Pedro  no contestó y se limitó a meditar las palabras del policía. Tenían sentido, estaban cargadas de razón; pero él había aprendido a fiarse de su instinto. Todo su rostro reflejaba una férrea determinación.

Huddle lo observó, ceñudo, con las manos hundidas en los bolsillos del empapado impermeable.

—Fíate de mí, Carlos —insistió Pedro.

—No es tan fácil. La vida de un niño está en juego.

—Lo sé.

El sargento lanzó un suspiro y se dió la vuelta. Le correspondía la última palabra. Él era el oficial que coordinaba todo el rescate. Era su deber. Sería su informe. Al final, él sería el único responsable.

—Está bien —dijo por fin—. Lo haremos a tu manera. Sólo rezo a Dios para que tengas razón.

Las doce y media.


Nada más llegar al hospital, Ana Alfonso se dirigió al mostrador de información. Sabía cómo funcionaba el protocolo en una clínica, así que preguntó por Paula Chaves diciendo que se trataba de su nieta. La recepcionista no le hizo preguntas —la sala de espera estaba a rebosar—, y se limitó a hojear rápidamente las fichas de admisión. Paula Chaves, le dijo, había sido trasladada a una de las habitaciones de la primera planta; pero no eran horas de visita. Si podía regresar por la mañana...

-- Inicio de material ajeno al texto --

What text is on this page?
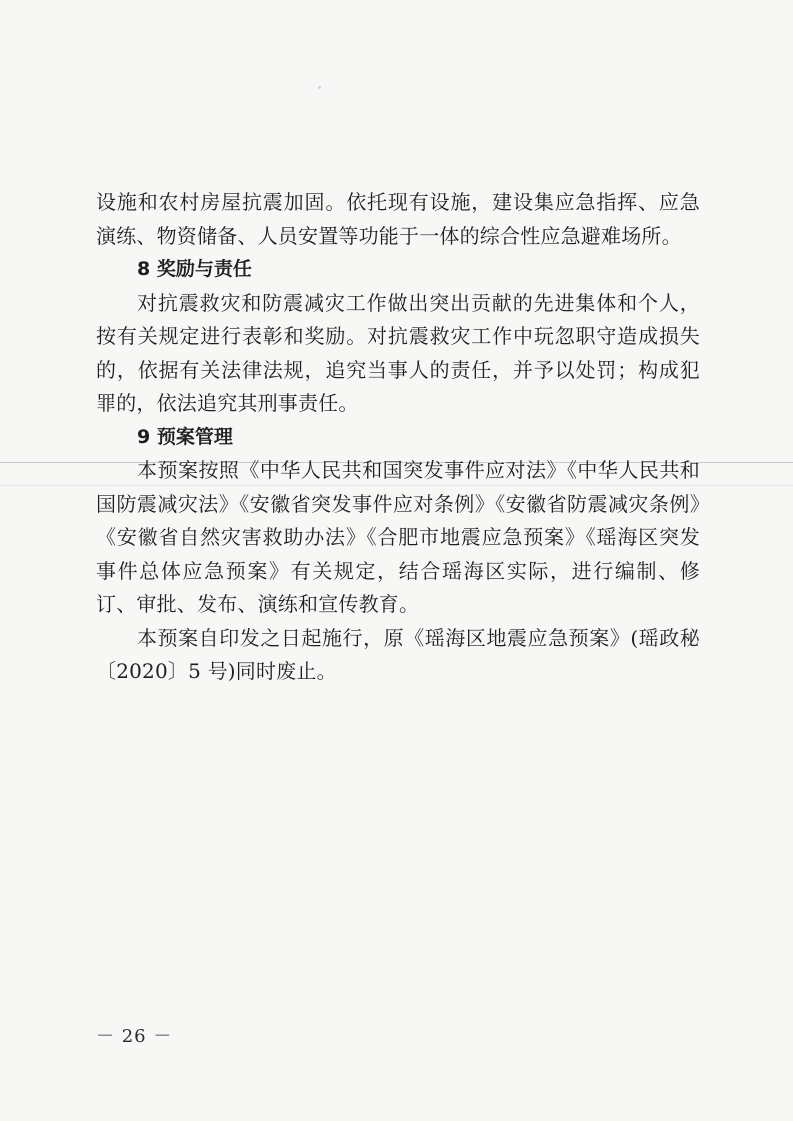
设施和农村房屋抗震加固。依托现有设施，建设集应急指挥、应急演练、物资储备、人员安置等功能于一体的综合性应急避难场所。

8 奖励与责任

对抗震救灾和防震减灾工作做出突出贡献的先进集体和个人，按有关规定进行表彰和奖励。对抗震救灾工作中玩忽职守造成损失的，依据有关法律法规，追究当事人的责任，并予以处罚；构成犯罪的，依法追究其刑事责任。

9 预案管理

本预案按照《中华人民共和国突发事件应对法》《中华人民共和国防震减灾法》《安徽省突发事件应对条例》《安徽省防震减灾条例》《安徽省自然灾害救助办法》《合肥市地震应急预案》《瑶海区突发事件总体应急预案》有关规定，结合瑶海区实际，进行编制、修订、审批、发布、演练和宣传教育。

本预案自印发之日起施行，原《瑶海区地震应急预案》(瑶政秘〔2020〕5 号)同时废止。

－ 26 －
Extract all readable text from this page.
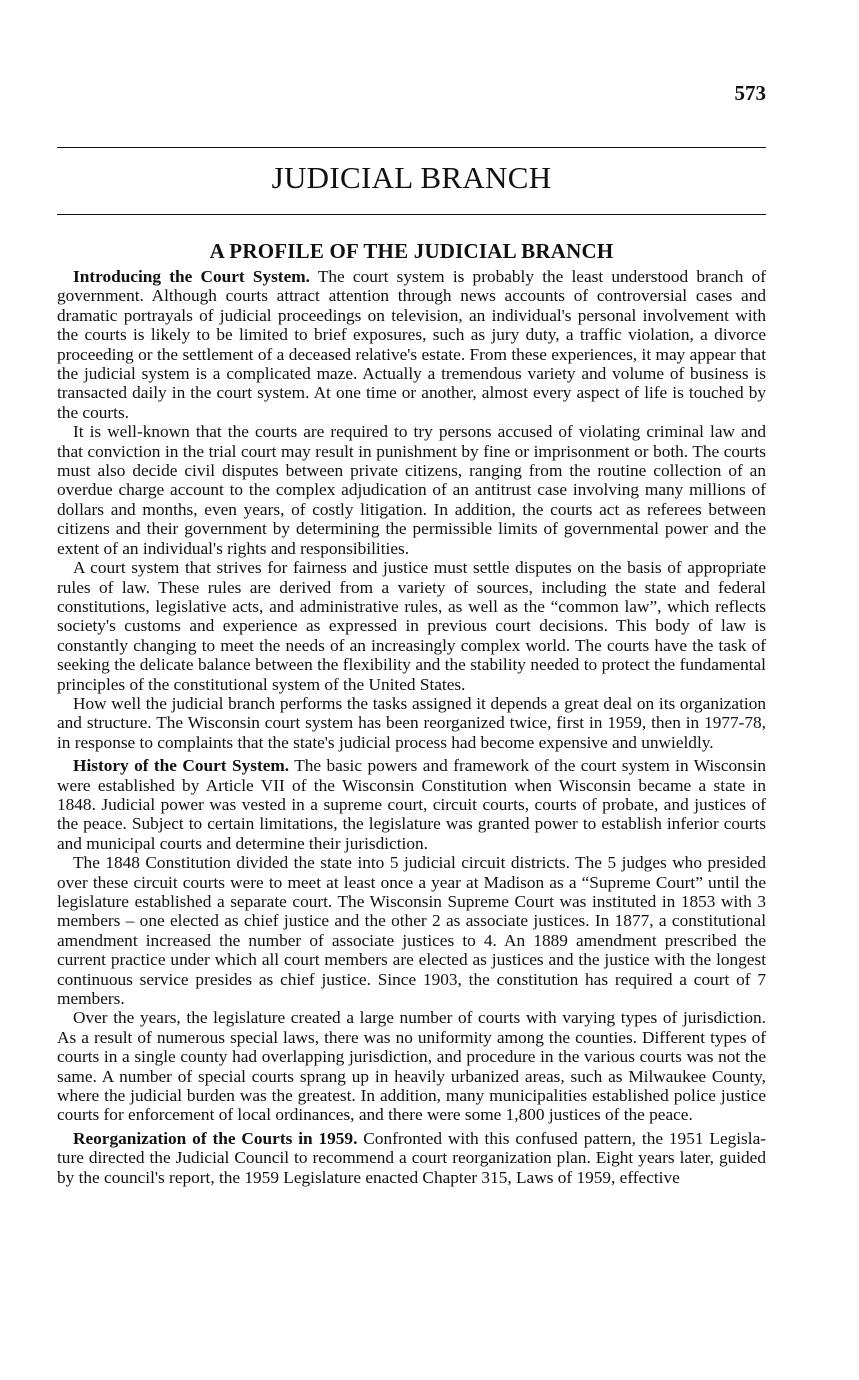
573
JUDICIAL BRANCH
A PROFILE OF THE JUDICIAL BRANCH

Introducing the Court System. The court system is probably the least understood branch of government. Although courts attract attention through news accounts of controversial cases and dramatic portrayals of judicial proceedings on television, an individual's personal involvement with the courts is likely to be limited to brief exposures, such as jury duty, a traffic violation, a divorce proceeding or the settlement of a deceased relative's estate. From these experiences, it may appear that the judicial system is a complicated maze. Actually a tremendous variety and volume of business is transacted daily in the court system. At one time or another, almost every aspect of life is touched by the courts.

It is well-known that the courts are required to try persons accused of violating criminal law and that conviction in the trial court may result in punishment by fine or imprisonment or both. The courts must also decide civil disputes between private citizens, ranging from the routine collection of an overdue charge account to the complex adjudication of an antitrust case involving many millions of dollars and months, even years, of costly litigation. In addition, the courts act as referees between citizens and their government by determining the permissible limits of governmental power and the extent of an individual's rights and responsibilities.

A court system that strives for fairness and justice must settle disputes on the basis of appropriate rules of law. These rules are derived from a variety of sources, including the state and federal constitutions, legislative acts, and administrative rules, as well as the “common law”, which reflects society's customs and experience as expressed in previous court decisions. This body of law is constantly changing to meet the needs of an increasingly complex world. The courts have the task of seeking the delicate balance between the flexibility and the stability needed to protect the fundamental principles of the constitutional system of the United States.

How well the judicial branch performs the tasks assigned it depends a great deal on its organization and structure. The Wisconsin court system has been reorganized twice, first in 1959, then in 1977-78, in response to complaints that the state's judicial process had become expensive and unwieldly.

History of the Court System. The basic powers and framework of the court system in Wisconsin were established by Article VII of the Wisconsin Constitution when Wisconsin became a state in 1848. Judicial power was vested in a supreme court, circuit courts, courts of probate, and justices of the peace. Subject to certain limitations, the legislature was granted power to establish inferior courts and municipal courts and determine their jurisdiction.

The 1848 Constitution divided the state into 5 judicial circuit districts. The 5 judges who presided over these circuit courts were to meet at least once a year at Madison as a “Supreme Court” until the legislature established a separate court. The Wisconsin Supreme Court was instituted in 1853 with 3 members – one elected as chief justice and the other 2 as associate justices. In 1877, a constitutional amendment increased the number of associate justices to 4. An 1889 amendment prescribed the current practice under which all court members are elected as justices and the justice with the longest continuous service presides as chief justice. Since 1903, the constitution has required a court of 7 members.

Over the years, the legislature created a large number of courts with varying types of jurisdiction. As a result of numerous special laws, there was no uniformity among the counties. Different types of courts in a single county had overlapping jurisdiction, and procedure in the various courts was not the same. A number of special courts sprang up in heavily urbanized areas, such as Milwaukee County, where the judicial burden was the greatest. In addition, many municipalities established police justice courts for enforcement of local ordinances, and there were some 1,800 justices of the peace.

Reorganization of the Courts in 1959. Confronted with this confused pattern, the 1951 Legislature directed the Judicial Council to recommend a court reorganization plan. Eight years later, guided by the council's report, the 1959 Legislature enacted Chapter 315, Laws of 1959, effective
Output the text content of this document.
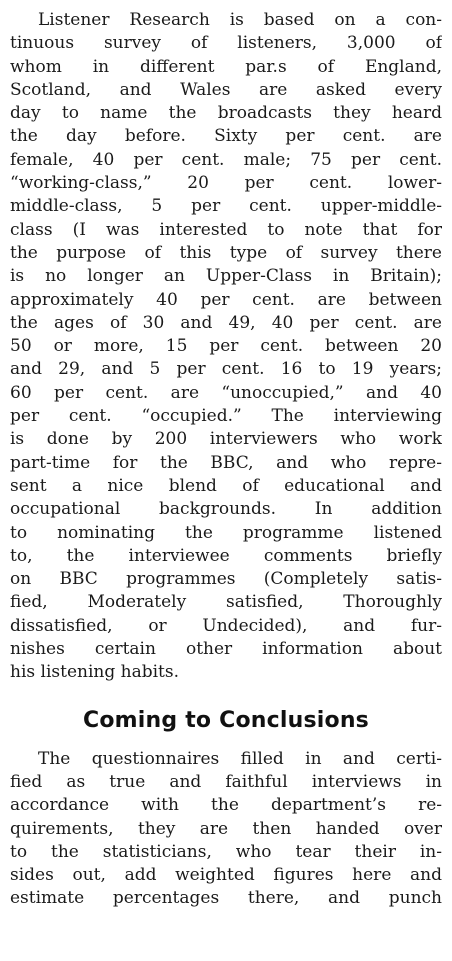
Listener Research is based on a con-
tinuous survey of listeners, 3,000 of
whom in different par.s of England,
Scotland, and Wales are asked every
day to name the broadcasts they heard
the day before. Sixty per cent. are
female, 40 per cent. male; 75 per cent.
“working-class,” 20 per cent. lower-
middle-class, 5 per cent. upper-middle-
class (I was interested to note that for
the purpose of this type of survey there
is no longer an Upper-Class in Britain);
approximately 40 per cent. are between
the ages of 30 and 49, 40 per cent. are
50 or more, 15 per cent. between 20
and 29, and 5 per cent. 16 to 19 years;
60 per cent. are “unoccupied,” and 40
per cent. “occupied.” The interviewing
is done by 200 interviewers who work
part-time for the BBC, and who repre-
sent a nice blend of educational and
occupational backgrounds. In addition
to nominating the programme listened
to, the interviewee comments briefly
on BBC programmes (Completely satis-
fied, Moderately satisfied, Thoroughly
dissatisfied, or Undecided), and fur-
nishes certain other information about
his listening habits.
Coming to Conclusions
The questionnaires filled in and certi-
fied as true and faithful interviews in
accordance with the department’s re-
quirements, they are then handed over
to the statisticians, who tear their in-
sides out, add weighted figures here and
estimate percentages there, and punch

—¿Puede decirme al menos cómo está? —interrumpió Ana.

—Aquí dice que la han llevado a rayos X —contestó la mujer encogiéndose de hombros—. Es todo lo que sé. Estoy segura de que le podremos informar mejor cuando todo se haya tranquilizado un poco.

—¿A partir de qué hora se admiten visitas?

—A partir de las ocho —contestó, buscando otra ficha.

—Ya veo —contestó Ana, aparentando abatimiento.